A society based on greed and envy doesn't work for anyone, and neither does misdirecting blame when we're upset about an apparent injustice.  We need to think critically before judging the circumstances and motivations of people we've never met, whose shoes we haven't walked in, and whose lives are seemingly different from ours.  As Warren aptly notes:
I think about the two different ways political scientists conduct statistical polling for political contests.

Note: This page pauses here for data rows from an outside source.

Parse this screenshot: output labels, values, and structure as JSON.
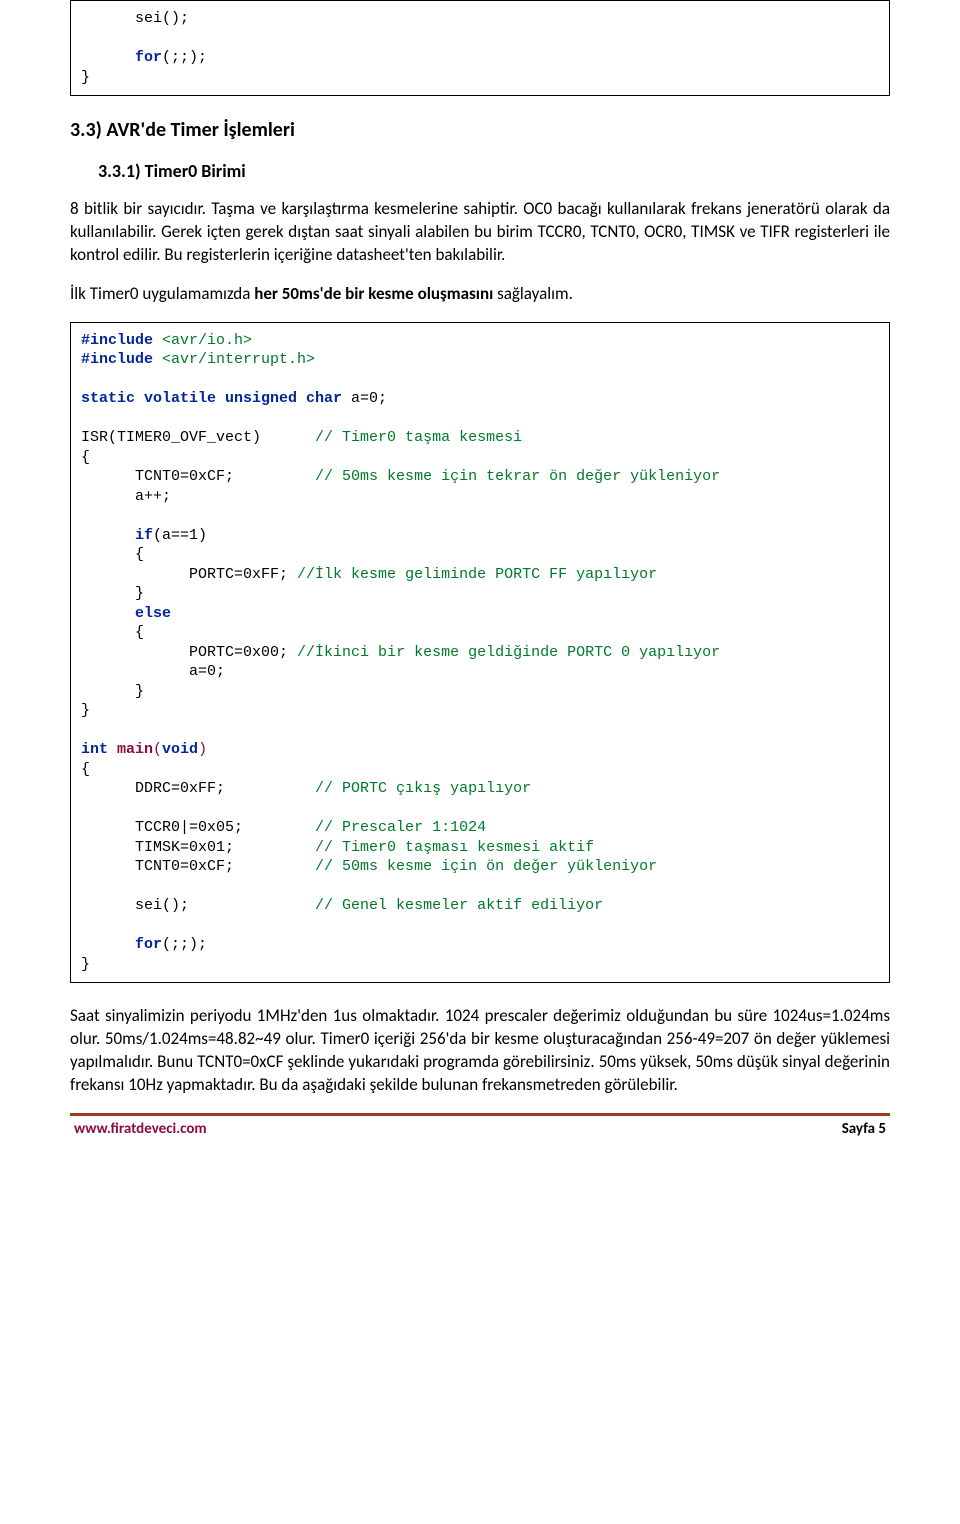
{
  "code1": {
    "l1": "      sei();",
    "l2": "",
    "l3_a": "      ",
    "l3_for": "for",
    "l3_b": "(;;);",
    "l4": "}"
  },
  "h2": "3.3) AVR'de Timer İşlemleri",
  "h3": "3.3.1) Timer0 Birimi",
  "p1": "8 bitlik bir sayıcıdır. Taşma ve karşılaştırma kesmelerine sahiptir. OC0 bacağı kullanılarak frekans jeneratörü olarak da kullanılabilir. Gerek içten gerek dıştan saat sinyali alabilen bu birim TCCR0, TCNT0, OCR0, TIMSK ve TIFR registerleri ile kontrol edilir. Bu registerlerin içeriğine datasheet'ten bakılabilir.",
  "p2_a": "İlk Timer0 uygulamamızda ",
  "p2_b": "her 50ms'de bir kesme oluşmasını",
  "p2_c": " sağlayalım.",
  "code2": {
    "inc1_a": "#include",
    "inc1_b": " <avr/io.h>",
    "inc2_a": "#include",
    "inc2_b": " <avr/interrupt.h>",
    "blank": "",
    "sv": "static volatile unsigned char ",
    "sv_b": "a=0;",
    "isr_a": "ISR(TIMER0_OVF_vect)      ",
    "isr_c": "// Timer0 taşma kesmesi",
    "lb": "{",
    "tcnt_a": "      TCNT0=0xCF;         ",
    "tcnt_c": "// 50ms kesme için tekrar ön değer yükleniyor",
    "app": "      a++;",
    "if_sp": "      ",
    "if_kw": "if",
    "if_b": "(a==1)",
    "lb2": "      {",
    "pc1_a": "            PORTC=0xFF; ",
    "pc1_c": "//İlk kesme geliminde PORTC FF yapılıyor",
    "rb2": "      }",
    "else_sp": "      ",
    "else_kw": "else",
    "lb3": "      {",
    "pc2_a": "            PORTC=0x00; ",
    "pc2_c": "//İkinci bir kesme geldiğinde PORTC 0 yapılıyor",
    "a0": "            a=0;",
    "rb3": "      }",
    "rb": "}",
    "main_a": "int ",
    "main_b": "main",
    "main_c": "(",
    "main_d": "void",
    "main_e": ")",
    "mlb": "{",
    "ddrc_a": "      DDRC=0xFF;          ",
    "ddrc_c": "// PORTC çıkış yapılıyor",
    "tccr_a": "      TCCR0|=0x05;        ",
    "tccr_c": "// Prescaler 1:1024",
    "timsk_a": "      TIMSK=0x01;         ",
    "timsk_c": "// Timer0 taşması kesmesi aktif",
    "tcnt2_a": "      TCNT0=0xCF;         ",
    "tcnt2_c": "// 50ms kesme için ön değer yükleniyor",
    "sei_a": "      sei();              ",
    "sei_c": "// Genel kesmeler aktif ediliyor",
    "for_sp": "      ",
    "for_kw": "for",
    "for_b": "(;;);",
    "mrb": "}"
  },
  "p3": "Saat sinyalimizin periyodu 1MHz'den 1us olmaktadır. 1024 prescaler değerimiz olduğundan bu süre 1024us=1.024ms olur. 50ms/1.024ms=48.82~49 olur. Timer0 içeriği 256'da bir kesme oluşturacağından 256-49=207 ön değer yüklemesi yapılmalıdır. Bunu TCNT0=0xCF şeklinde yukarıdaki programda görebilirsiniz. 50ms yüksek, 50ms düşük sinyal değerinin frekansı 10Hz yapmaktadır. Bu da aşağıdaki şekilde bulunan frekansmetreden görülebilir.",
  "footer": {
    "left": "www.firatdeveci.com",
    "right": "Sayfa 5"
  }
}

What we most often see on TV are the general preliminary polls that give us a rough notion of who's winning or losing the race overall. Then we see the more specific demographic stats done after voting is completed, commonly known as exit-polling. With the latter, the focus is on demographics, details that inform the candidates about who is voting for them based on age, gender, political leanings, race, etc.  The former is based on opinion only.
What I'd like to see us begin to do is to work on that second evaluation.  To judge others not based on the biases and stereotypes inherent to our own lives, but based on listening to their opinions first and our own second should be our collective aim.  Taking such action could seriously effect our long term evolution; a world where we would think before we act and consider others viewpoints whilst determining our own. After all, there is no one answer to decide how we should live our lives - there are millions of ways.  But if we choose to live only that life we were told or raised to inhabit, then we are limiting not only our own horizons, but also those that we love, those we share this earth with and those we want to see succeed as much as ourselves. 
If you see an economically disadvantaged person who seems to "have it better" than you do, or a person with a job that actually provides a decent wage, benefits, and a pension or retirement plan while you have none of these benefits, desiring for their standard of living to decrease is illogical and, if implemented, only further benefits the institutions and corporations that make your situation so difficult in the first place.  Fighting a symptom is never as effective as eliminating the cause of the problem.